Stockholm’s subway system has been called the world’s longest art exhibit: it covers over 90 stations—100 plus kilometers—and displays both permanent installations and rotating shows. For the price of one metro ticket, travelers can get a look into the culture of the Swedish capital, the founding of the subway in the 1940s, and the inclusion of contemporary and modern experimental artists into the subway experience. According to the official website, ‘The art makes the stations perceived as more beautiful, safer, and it helps to make the trip into something more than just a transport between two places.”
Solna station, Stockholm – Art on a massive immersive scale redefines the riders experience
Two artists, Vera Nilsson and Siri Derkert, were behind the campaign in the 1950s to change the metro into a stunning immersive gallery. The project was supported by a broad political coalition that shared the idea that the whole city benefited from this cultural resource.
Kungstradgarden station, Stockholm – Artists, architects, and engineers collaborated to ensure that each station provided full-scale experiences to riders.

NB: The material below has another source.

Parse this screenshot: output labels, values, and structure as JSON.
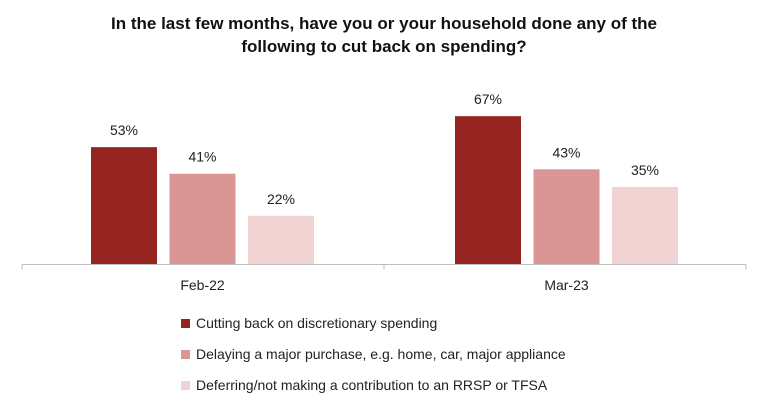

Many of the stations were designed as full-scale installations—a collaborative partnership between artists, architects, and engineers. This collaboration resulted in installations in stations such as Rådhuset, Kungsträdgården, Solna centrum, Näckrosen, Alby, Stadion, Rinkeby, Tensta, and T-Centralen. Each station is unique with a specific theme and character. A rider’s journey on the line connects them to the culture above ground and differentiates every stop along the line. Massive bright red walls? You know you are at the Solna Centrum station, and the Kungsträdgården station evokes an archaeological dig featuring pieces from the Stockholm Makalös palace.
Kungstradgarden station, Stockholm – An exposed rock face, green-sprayed concrete, cement mosaic floor, and cast sculptures from the Makalös Palace set in a petrified waterfall.

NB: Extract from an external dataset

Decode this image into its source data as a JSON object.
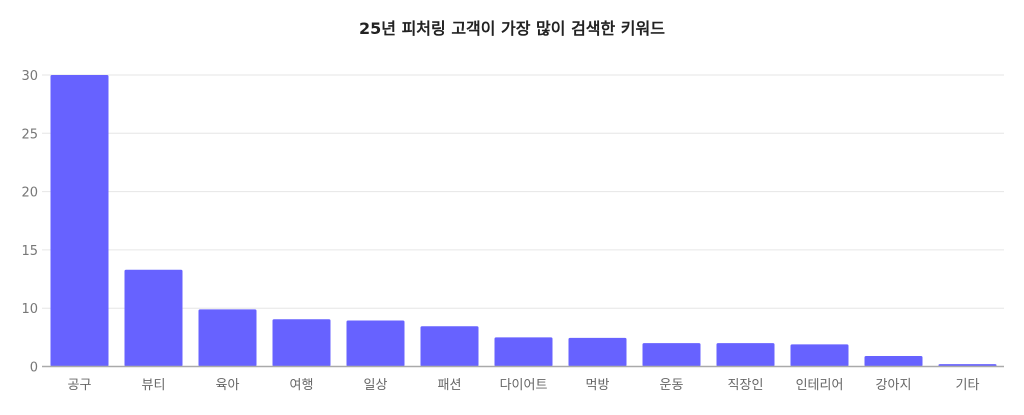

More than 150 artists contributed to art throughout the subway system using a range of techniques including painting, sculpture, mosaic, engraving, enamel, and bas-relief. To showcase these more fragile pieces, such as graphics, drawings, paintings, and textiles that could become damaged in the harsh conditions of the underground Metro, temporary shows are installed in six stations which are rotated four times a year.
Odenplan Station, Stockholm – More than 150 local artists have created work for the subway enhancing almost every station in the transit system. Photo by Flickr User Nenyaki.
Stockholms Lokaltrafik (Greater Stockholm’s traffic agency locally known as “SL”) runs free weekly guided art tours of its underground subway art led by certified guides all for the price of a metro ticket!